A 92ª vitória de Lewis Hamilton, superando a marca de Michael Schumacher, deverá chegar brevemente, então, o piloto inglês será o maior vencedor nestes 70 anos de Fórmula 1. A consagração poderá ser já neste domingo, no GP de Portugal, a partir das 10h10, com transmissão ao vivo pela TV Globo e BandNews FM.
Há alguns anos, em uma das entrevistas que fiz com Pelé, que chega aos 80 anos nesta sexta-feira, ouvi dele uma frase peremptória sobre esporte. “Recordes só existem para serem superados”. E ele se sentia bem como ‘meta a ser alcançada’.
Michael Schumacher, a ‘meta a ser superada na F1’, conquistou sua última vitória na F1 em 2006 e o sétimo e último título em 2004. Levou 14 anos para a marca de corridas ser alcançada e, possivelmente, 16 anos para igualar os sete títulos. Se aparecer alguém do porte de Hamilton nos próximos anos, com campeonatos mais longos, talvez leve um tempo menor para que seus números sejam alcançados.
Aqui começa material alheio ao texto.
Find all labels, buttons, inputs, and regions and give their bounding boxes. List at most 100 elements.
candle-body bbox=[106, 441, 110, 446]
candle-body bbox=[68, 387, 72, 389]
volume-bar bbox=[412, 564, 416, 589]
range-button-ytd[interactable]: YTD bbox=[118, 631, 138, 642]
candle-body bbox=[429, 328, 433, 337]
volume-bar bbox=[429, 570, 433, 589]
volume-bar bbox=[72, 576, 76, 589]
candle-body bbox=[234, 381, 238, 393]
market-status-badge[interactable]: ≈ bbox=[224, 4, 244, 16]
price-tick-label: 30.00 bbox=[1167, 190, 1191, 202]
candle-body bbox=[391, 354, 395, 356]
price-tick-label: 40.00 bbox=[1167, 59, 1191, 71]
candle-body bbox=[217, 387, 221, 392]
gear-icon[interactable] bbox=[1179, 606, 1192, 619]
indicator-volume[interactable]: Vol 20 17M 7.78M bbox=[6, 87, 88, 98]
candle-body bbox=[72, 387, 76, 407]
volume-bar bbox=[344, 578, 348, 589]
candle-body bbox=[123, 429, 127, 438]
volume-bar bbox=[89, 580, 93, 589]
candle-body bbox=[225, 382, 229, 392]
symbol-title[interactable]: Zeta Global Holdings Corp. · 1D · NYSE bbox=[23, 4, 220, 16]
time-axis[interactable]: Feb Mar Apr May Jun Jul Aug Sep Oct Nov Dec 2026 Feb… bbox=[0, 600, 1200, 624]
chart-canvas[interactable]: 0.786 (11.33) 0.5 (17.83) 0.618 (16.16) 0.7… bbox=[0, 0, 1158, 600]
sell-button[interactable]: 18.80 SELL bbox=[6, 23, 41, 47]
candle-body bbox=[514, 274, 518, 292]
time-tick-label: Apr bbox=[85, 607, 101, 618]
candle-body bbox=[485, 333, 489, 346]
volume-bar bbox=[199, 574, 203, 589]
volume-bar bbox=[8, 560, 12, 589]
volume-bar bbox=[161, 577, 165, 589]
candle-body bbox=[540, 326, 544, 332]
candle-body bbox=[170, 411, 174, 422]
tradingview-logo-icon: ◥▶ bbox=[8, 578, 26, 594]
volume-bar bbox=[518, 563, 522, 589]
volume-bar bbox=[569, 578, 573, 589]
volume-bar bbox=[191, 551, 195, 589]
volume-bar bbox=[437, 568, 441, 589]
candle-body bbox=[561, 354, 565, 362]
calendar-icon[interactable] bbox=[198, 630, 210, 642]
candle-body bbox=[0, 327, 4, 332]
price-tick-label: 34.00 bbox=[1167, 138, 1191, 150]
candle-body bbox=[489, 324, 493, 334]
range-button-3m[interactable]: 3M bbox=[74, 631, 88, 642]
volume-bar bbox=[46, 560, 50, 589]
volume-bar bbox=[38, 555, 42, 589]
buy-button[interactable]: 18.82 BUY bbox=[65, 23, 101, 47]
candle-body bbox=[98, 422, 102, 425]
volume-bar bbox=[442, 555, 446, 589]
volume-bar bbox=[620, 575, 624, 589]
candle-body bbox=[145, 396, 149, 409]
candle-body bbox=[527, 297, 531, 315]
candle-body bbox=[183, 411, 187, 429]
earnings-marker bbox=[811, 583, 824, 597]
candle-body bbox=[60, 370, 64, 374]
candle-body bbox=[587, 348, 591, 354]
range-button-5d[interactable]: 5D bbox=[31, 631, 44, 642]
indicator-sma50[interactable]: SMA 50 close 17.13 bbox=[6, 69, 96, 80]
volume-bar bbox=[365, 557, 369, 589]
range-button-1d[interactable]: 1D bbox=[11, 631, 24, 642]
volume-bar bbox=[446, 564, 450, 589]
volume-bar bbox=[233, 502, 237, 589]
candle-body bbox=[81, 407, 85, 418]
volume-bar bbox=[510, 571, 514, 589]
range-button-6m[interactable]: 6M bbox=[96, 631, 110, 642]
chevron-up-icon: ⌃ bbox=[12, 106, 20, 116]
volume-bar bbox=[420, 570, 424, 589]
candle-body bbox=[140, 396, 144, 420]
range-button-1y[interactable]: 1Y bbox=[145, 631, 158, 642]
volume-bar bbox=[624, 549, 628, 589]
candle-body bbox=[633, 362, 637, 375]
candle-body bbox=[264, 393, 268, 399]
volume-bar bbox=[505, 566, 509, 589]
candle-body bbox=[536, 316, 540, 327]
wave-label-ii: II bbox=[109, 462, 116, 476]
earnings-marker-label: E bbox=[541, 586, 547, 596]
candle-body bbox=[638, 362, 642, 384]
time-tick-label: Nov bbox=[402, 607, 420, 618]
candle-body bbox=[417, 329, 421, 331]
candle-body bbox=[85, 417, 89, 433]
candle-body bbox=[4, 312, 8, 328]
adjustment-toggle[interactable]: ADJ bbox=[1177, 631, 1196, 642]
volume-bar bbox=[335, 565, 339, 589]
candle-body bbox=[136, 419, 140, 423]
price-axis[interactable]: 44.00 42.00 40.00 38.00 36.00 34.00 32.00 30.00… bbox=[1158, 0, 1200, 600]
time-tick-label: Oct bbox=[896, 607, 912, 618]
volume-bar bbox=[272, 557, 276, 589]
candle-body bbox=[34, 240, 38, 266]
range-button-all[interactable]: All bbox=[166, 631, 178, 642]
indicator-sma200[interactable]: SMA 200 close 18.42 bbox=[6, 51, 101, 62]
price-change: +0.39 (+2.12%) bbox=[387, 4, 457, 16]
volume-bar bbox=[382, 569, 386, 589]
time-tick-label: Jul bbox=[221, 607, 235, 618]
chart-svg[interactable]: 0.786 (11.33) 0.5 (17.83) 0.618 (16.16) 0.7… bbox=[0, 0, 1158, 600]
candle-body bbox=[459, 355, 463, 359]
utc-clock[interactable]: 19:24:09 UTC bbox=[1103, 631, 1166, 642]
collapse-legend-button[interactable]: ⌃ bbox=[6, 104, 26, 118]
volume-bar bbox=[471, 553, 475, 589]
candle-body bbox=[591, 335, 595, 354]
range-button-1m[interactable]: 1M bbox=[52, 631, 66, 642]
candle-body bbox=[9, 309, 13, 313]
O recorde de vitórias de Hamilton, entretanto, tem sido alvo de digressões sobre o real significado da marca e sua importância no contexto histórico da Fórmula 1. É compreensível que ídolos dos velhos tempos tenham um olhar questionador sobre o presente. Aficionados mais velhos de todas as modalidades esportivas têm o mesmo viés saudosista, uma fixação romântica no passado. Isso talvez justifique uma certa cisma para com os recordes que Lewis Hamilton vêm estabelecendo na carreira. Recordam os grandes mitos como Juan Manuel Fangio, Jim Clark, Niki Lauda e Ayrton Senna. Nem Michael Schumacher, que ‘refez’ a Ferrari para conquistar cinco títulos, recebe a mesma distinção.
Lewis Hamilton, ao contrário, cultua mais a velha geração do que é reverenciado por ela. O respeito que devota a Senna e Schumacher, por exemplo, é explícito como já demonstrou em diversos momentos. O que o difere é sua enérgica atividade de combate ao racismo, a favor da ecologia, da alimentação vegana, dos cuidados com o Covid-19, temas indissolúveis do presente e, até então, inusitados no mundo da Fórmula 1.
Apesar de ter vencido sete das 11 corridas disputadas em 2020, caminhado célere para o sétimo título mundial, vê suas conquistas relativizadas pela força de um carro superior, pela eficiência de uma equipe que funciona como relógio, pela inexistência de escuderias à altura e, pasmem, porque sai na frente e não se dá ao luxo de disputas no meio do pelotão. Se alguns pressupostos podem ser levados em consideração, o corolário, aqui e agora, é um só: ‘The Winner Takes It All’. Superando as marcas que tem pela frente, Hamilton será o maior de todos. Já a opinião de quem é o melhor fica por conta dos argumentos de cada um.